Basate proprio sulla presenza di determinate iniziali figurate, sono le attribuzioni – al Valgrisi compreso - che Denis V. Rhodes ha proposto per alcune edizioni anonime veneziane. Il continuo passaggio e l’utilizzo comunitario di materiale tipografico da uno stampatore all’altro rende però questo metodo non del tutto affidabile, e certamente non l’unico su cui poter fondare l’attribuzione di un’edizione anonima, anche se purtroppo, molto spesso, l’unico a nostra disposizione. Cfr. Rhodes 1995 e la nota di lettura ai nostri Annali tipografici.

234.

Cfr.

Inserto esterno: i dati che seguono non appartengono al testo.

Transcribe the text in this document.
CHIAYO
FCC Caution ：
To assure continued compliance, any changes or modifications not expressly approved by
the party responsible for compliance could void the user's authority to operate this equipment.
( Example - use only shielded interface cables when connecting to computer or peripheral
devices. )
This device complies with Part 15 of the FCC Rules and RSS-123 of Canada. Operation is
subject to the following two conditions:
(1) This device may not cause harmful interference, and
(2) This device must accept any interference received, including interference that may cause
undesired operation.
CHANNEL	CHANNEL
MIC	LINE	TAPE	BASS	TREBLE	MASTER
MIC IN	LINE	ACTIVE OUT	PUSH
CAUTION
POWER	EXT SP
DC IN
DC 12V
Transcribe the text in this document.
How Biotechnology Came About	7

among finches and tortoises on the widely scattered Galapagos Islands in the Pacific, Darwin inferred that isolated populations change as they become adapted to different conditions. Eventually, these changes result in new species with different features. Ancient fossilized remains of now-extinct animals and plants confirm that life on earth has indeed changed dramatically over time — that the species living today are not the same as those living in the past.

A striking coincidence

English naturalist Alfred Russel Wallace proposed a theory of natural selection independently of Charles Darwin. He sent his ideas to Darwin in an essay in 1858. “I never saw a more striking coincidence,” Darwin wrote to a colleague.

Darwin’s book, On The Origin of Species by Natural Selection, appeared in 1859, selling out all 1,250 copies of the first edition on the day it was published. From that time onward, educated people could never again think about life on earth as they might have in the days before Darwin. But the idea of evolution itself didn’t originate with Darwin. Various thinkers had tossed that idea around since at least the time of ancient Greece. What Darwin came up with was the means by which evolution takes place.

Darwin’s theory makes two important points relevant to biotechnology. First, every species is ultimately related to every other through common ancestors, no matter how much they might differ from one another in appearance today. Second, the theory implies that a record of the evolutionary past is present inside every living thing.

Donati 1967 ; Zappella 1987-89 ; Zappella 1988a; Petrucci Nardelli 1991 e 2000; per il corredo di iniziali parlanti del Valgrisi, cfr. Appendice .

235.

Cfr. infra.

236.

Cfr. Zappella 1988b. Per il noto esempio del ritratto dell’Ariosto, cfr. scheda 3. E’ interessante notare come l’interesse dimostrato dal Cinquecento per il ritratto finisca per dar vita ad un genere editoriale autonomo, come le biografie illustrate e le “gallerie” di ritratti, molto spesso in forma di medaglioni, per cui cfr. infra e scheda ???